Log in op de Web Image Monitor in de beheerdersmodus.
Klik op [Configuratie].
Selecteer [IEEE 802.1X (WPA/WPA2)] in het gebied "Beveiliging".
Voer in "Gebruikersnaam" de gebruikersnaam in die in de RADIUS-server is ingesteld.
Voer de domeinnaam in "Domeinnaam" in.
Selecteer "EAP-type". De configuraties zijn per EAP-type verschillend.
EAP-TLS
Geef de volgende instellingen op, afhankelijk van het besturingssysteem waarmee u werkt:
Selecteer [Aan] of [Uit] in "Servercertificaat verifiëren".
Selecteer [Aan] of [Uit] in "Betrouwbare tussenliggende Certificaatautoriteit".
Voer de hostnaam van de RADIUS-server op "Server-ID" in.
LEAP
Klik in "Wachtwoord" op Wijzigen en voer het wachtwoord in dat in de RADIUS-server is ingesteld.
EAP-TTLS
Klik in "Wachtwoord" op [Wijzigen] en voer het wachtwoord in dat in de RADIUS-server is ingesteld.

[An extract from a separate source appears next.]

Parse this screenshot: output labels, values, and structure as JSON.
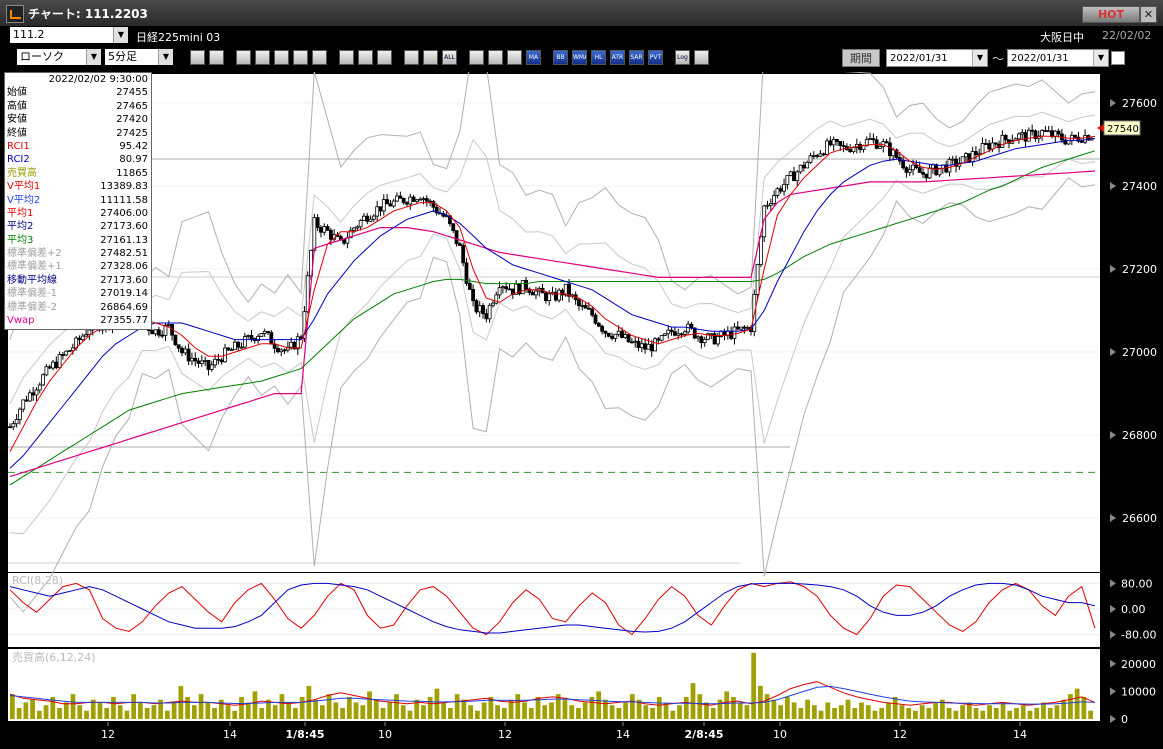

Klik in "Fase 2 Gebruikersnaam" op [Wijzigen] en voer de gebruikersnaam in die in de RADIUS-server is ingesteld.
Selecteer [CHAP], [MSCHAP], [MSCHAPv2], [PAP] of [MD5] in "Fase 2 Methode".
Afhankelijk van de RADIUS-server die u wilt gebruiken, zijn bepaalde methoden mogelijk niet beschikbaar.
Geef de volgende instellingen op, afhankelijk van het besturingssysteem waarmee u werkt:
Selecteer [Aan] of [Uit] in "Servercertificaat verifiëren".
Selecteer [Aan] of [Uit] in "Betrouwbare tussenliggende Certificaatautoriteit".
Voer de hostnaam van de RADIUS-server in "Server-ID" in.
PEAP
Klik in "Wachtwoord" op [Wijzigen] en voer het wachtwoord in dat in de RADIUS-server is ingesteld.
Klik bij "Fase 2 Gebruikersnaam" op [Wijzigen], en voer de gebruikersnaam in die in de RADIUS-server is ingesteld.
Selecteer [MSCHAPv2] of [TLS] in "Fase 2 Methode".
Als u [TLS] selecteert, moet u "IEEE 802.1X Clientcertificaat" installeren.
Geef de volgende instellingen op, afhankelijk van het besturingssysteem waarmee u werkt:
Selecteer [Aan] of [Uit] in "Servercertificaat verifiëren".
Selecteer [Aan] of [Uit] in "Betrouwbare tussenliggende Certificaatautoriteit".
Voer de hostnaam van de RADIUS-server op "Server-ID" in.
Klik op [OK].
Klik op [Configuratie] en vervolgens op [Wireless LAN-instellingen] in het gedeelte "Interface".
Selecteer [Wireless LAN] in "Type LAN".
Selecteer [Infrastructuur modus] in "Communicatiemodus".
Voer de alfanumerieke tekens (a-z, A-Z, or 0-9) in in [SSID] volgens het toegangspunt dat u wilt gebruiken.
Selecteer [WPA] in "Beveiligingsmethode".
Selecteer [TKIP] of [CCMP (AES)] in "WPA Coderingsmethode" volgens het toegangspunt dat u wilt gebruiken.
Selecteer [WPA] of [WPA2] in "WPA-verificatiemethode".
Klik op [OK].
Klik op [Uitloggen].
Sluit Web Image Monitor af.
Als er een probleem is met de instellingen, kunt u misschien niet meer met de printer communiceren. Om het probleem te identificeren, kunt u een netwerksamenvatting afdrukken.
Als u het probleem niet vindt, stel dan de printerinterface opnieuw in op normaal en herhaal de procedure vanaf het begin.